The firm – which has hired former Red Bull executive Alexandre Ruberti to spearhead its US expansion following a successful debut in Brazil and several other markets including Chile, Mexico, the UK, Germany, and the Netherlands – will also use the funding to progress towards its goal of 100% plant-based packaging from sugar cane.
“In order to change the way the world eats, by making slaughterhouses and animal-protein products obsolete, we will continue bringing consumers into the category with quality, variety and flavor, and delivering joy and deliciousness to the experience of plant-based eating,” said founder Marcos Leta.
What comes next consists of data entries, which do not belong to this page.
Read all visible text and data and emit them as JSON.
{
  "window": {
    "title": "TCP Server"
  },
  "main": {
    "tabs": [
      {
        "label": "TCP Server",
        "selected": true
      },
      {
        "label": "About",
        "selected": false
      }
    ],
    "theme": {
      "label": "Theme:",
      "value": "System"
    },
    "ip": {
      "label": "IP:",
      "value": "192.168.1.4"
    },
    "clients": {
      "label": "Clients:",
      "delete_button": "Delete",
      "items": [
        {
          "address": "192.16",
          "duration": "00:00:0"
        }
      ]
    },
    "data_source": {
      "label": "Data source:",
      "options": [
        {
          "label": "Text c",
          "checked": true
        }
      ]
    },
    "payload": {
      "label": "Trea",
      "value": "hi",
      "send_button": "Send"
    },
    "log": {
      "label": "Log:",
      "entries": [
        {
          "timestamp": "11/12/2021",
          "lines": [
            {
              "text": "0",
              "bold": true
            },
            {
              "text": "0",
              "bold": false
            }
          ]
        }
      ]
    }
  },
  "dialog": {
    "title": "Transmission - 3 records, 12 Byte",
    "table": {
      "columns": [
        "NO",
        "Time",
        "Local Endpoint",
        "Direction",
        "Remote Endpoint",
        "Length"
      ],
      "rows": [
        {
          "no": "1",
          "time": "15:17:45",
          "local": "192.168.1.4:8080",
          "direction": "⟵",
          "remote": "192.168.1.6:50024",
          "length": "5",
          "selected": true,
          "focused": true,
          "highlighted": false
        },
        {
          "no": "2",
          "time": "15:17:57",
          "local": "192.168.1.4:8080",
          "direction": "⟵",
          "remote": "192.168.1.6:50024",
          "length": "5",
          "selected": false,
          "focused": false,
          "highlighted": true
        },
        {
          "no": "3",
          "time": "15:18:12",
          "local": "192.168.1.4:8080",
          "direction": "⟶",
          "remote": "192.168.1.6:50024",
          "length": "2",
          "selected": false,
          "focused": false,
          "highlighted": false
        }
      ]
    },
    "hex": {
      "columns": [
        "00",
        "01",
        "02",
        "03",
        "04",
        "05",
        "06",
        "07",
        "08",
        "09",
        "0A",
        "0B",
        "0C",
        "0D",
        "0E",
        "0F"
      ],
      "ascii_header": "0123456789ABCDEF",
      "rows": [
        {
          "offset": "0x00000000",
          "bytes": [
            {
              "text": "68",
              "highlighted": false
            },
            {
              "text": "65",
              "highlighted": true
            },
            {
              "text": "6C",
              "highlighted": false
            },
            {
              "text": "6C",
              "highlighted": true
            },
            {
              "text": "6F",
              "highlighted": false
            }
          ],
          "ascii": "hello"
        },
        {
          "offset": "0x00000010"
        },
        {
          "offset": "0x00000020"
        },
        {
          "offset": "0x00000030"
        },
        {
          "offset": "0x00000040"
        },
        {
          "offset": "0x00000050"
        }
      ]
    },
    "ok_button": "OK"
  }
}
Future Farm – which launched in the US this summer with Future Burger, Future Sausage, Future Beef and Future Meatballs – is gearing up to launch Future Tuna and Future Chick’n, and down the road, also has plans to enter the plant-based beverages and dairy segments in Europe and North America.
More fiber, less sodium
Launched in Brazil in 2019 by Leta and business partner Alfredo Strechinsky, Future Farm has teamed up with California-based Superior Foods to handle frozen distribution to retail and foodservice markets in the US for its wares, which utilize a base of non-GMO soy protein, pea protein, and chickpea flour; coupled with coconut and canola oil; natural flavor, methylcellulose, salt, and beet powder for color.
The US Future Burger (SRP $5.29 – which is competitive with Beyond Meat and Impossible Foods) has more fiber (6g), less sodium (250g) and fewer calories (220) than most US rivals, although it has slightly more saturated fat (11g vs 8g for the Impossible Burger and 5g for the Beyond Burger) and slightly less protein (16g vs a more typical 19-20g).
However, later iterations currently under development will have less saturated fat, said Ruberti. “The key is reducing fat without [negatively] affecting flavor and texture, but we are almost there.”
US plant-based meat growth decelerating
US retail sales of refrigerated plant-based meat alternatives were down -3.1% in Q3 2021 compared with the same period in 2020, but were still up 74% vs the same period in 2019, according to IRI data for the 13 weeks to September 26.
That said, the “gains are decelerating,” said Anne-Marie Roerink, president at 210 Analytics, in a briefing note issued last month as Beyond Meat released updated guidance predicting slower than expected sales in Q3.
“In the first quarter of 2021, gains versus 2019 were still 156.5% versus the first quarter of 2019,” said Roerink. “Growth dropped to 115.7% in the second quarter [vs 2019] and 74% in the third quarter [vs 2019].”